In a previous post we discussed artificial intelligence and machine learning, and how these emerging technologies are augmenting existing email security solutions to complete our defenses against email attacks. Now we enter the mode of using AI for defense: machine learning algorithms.
There is no solution, vendor or organization today which does not refer to artificial intelligence (AI) and its most sought-after application, machine learning, in its strategy. But most announcements and marketing slogans are little more than “AI-washing” existing technologies; in reality, these tools are more similar to analytical solutions than to intelligence, that is, the ability to automate behavior or processes. Little of this is applied to email security, where AI is used by only a few vendors who know how to effectively harness its potential to fight against the greatest threats to enterprises: email-based phishing, business email compromise, malware and ransomware attacks.
In general, email defense is stuck in the past, and difficult to evolve when faced with email where the protocols are not well-secured, and with traditional solutions used to protect them, resting mainly on simple rules, address lists and identified attack signatures. In addition, hackers continue to improve their methods of attack. To protect oneself today, one must be reactive to rapidly detect waves of attacks which are becoming ever-more sophisticated. They must also be predictive to find a threat’s assumptions and anticipate an attack. That’s where AI and ML become very useful, as complements to existing capabilities.
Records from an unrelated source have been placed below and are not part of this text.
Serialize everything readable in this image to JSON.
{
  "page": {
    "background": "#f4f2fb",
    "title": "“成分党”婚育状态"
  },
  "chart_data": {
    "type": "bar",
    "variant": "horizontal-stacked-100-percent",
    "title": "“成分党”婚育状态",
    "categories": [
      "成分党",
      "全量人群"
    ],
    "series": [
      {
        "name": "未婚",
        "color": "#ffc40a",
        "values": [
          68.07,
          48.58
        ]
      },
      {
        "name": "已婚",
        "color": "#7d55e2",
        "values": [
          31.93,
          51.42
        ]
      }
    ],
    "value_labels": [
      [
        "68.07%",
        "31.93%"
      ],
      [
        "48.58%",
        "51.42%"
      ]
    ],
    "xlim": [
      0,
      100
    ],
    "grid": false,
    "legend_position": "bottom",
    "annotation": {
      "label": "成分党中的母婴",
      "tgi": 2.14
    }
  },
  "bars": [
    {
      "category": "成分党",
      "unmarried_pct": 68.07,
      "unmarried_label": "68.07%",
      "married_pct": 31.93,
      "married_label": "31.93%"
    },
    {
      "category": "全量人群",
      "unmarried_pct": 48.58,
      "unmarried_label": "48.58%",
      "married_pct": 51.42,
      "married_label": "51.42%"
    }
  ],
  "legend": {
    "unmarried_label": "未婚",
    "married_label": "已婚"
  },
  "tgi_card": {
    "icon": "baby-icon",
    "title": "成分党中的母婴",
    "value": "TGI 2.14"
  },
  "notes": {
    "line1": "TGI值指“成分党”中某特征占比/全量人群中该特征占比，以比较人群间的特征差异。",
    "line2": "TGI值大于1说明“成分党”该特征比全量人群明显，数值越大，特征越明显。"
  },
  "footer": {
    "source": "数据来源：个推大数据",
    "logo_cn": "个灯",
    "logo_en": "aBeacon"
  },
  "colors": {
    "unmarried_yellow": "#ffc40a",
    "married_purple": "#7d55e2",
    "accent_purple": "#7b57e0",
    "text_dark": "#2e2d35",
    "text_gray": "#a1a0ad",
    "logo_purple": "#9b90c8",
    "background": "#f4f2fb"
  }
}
How AI functions when it protects emails
Classic AI uses algorithms, rules and instructions which are often statistical, which describe issues and are involved in resolving them. To detect and separate infected emails from healthy ones, algorithms are applied to secure emails, using well-known rules from traditional solutions. Due to its self-learning capabilities, ML can call on enormous volumes of data coming from protected messaging systems and processed in Big Data mode. It can compare events (emails or waves of emails) to detect changes, particularly those that could potentially hide a threat. Using these data, and those provided by administrators, ML then assists in creating new rules to feed the threat knowledge database.
Two methods are used from the mass of algorithms used by those rare email protection solution vendors who can develop and deploy them:
– Supervised algorithms
If AI algorithms are generally very complex, the principles of this type of algorithm are ‘simple’: the publisher who knows the nature of the threats defines decision models which will continue to be fed by training the AI using both healthy and malicious emails. These data, which are verified and validated manually by operators, are transformed into a body of specific characteristic vectors, or features, for the threat to be detected; these are used to create a model and determine a result depending upon the class of email. This is how ML can learn and reproduce procedures to qualify threats. Note that human expertise is still required to verify the characteristics that one hopes to detect, the results obtained, to monitor and supervise algorithms, to work on the precision of results, and to update the data.
– Unsupervised algorithms
These algorithms learn data to identify new threats. Phishing emails and malware attack in waves, changing regularly using small implementation changes. These are content modifications in emails or code for polymorphic malware which can trick traditional tools, because the attack signatures don’t match those of known attacks. Unsupervised algorithms use clustering. They identify groups of emails and waves of malware using resemblances, find correlations, detect outliers and emails which stick out. They also help humans to detect patterns which describe the threats which can be exploited using supervised algorithms.
Humans retain control of AI in cybersecurity
AI and machine learning are technologies which, when mastered, can detect and block an email attack in two dimensions: predictive and reactive. ML offers the ability to detect unknown attacks, and to add new rules to continually strengthen existing solutions. In addition, humans retain control to qualify and validate the evolution of algorithms, re-work their initial specifications, and improve solution efficacy.
The fight against fraud is never ending. While we develop new solutions to protect emails, hackers do the same to get around defenses. With the coming of AI, they look for faults in AI in a vicious circle where the user, who receives the emails, and the enterprise behind him are the losers… That is why vendors are truly committed and skillful in AI and ML, working to apply these technologies to ever-more domains to extend these algorithms against all types of threats. They work on creating a corpus and extracting characteristics to develop new specialized models to detect certain types of threats. The most virulent, for example, are those which can bring down an entire enterprise.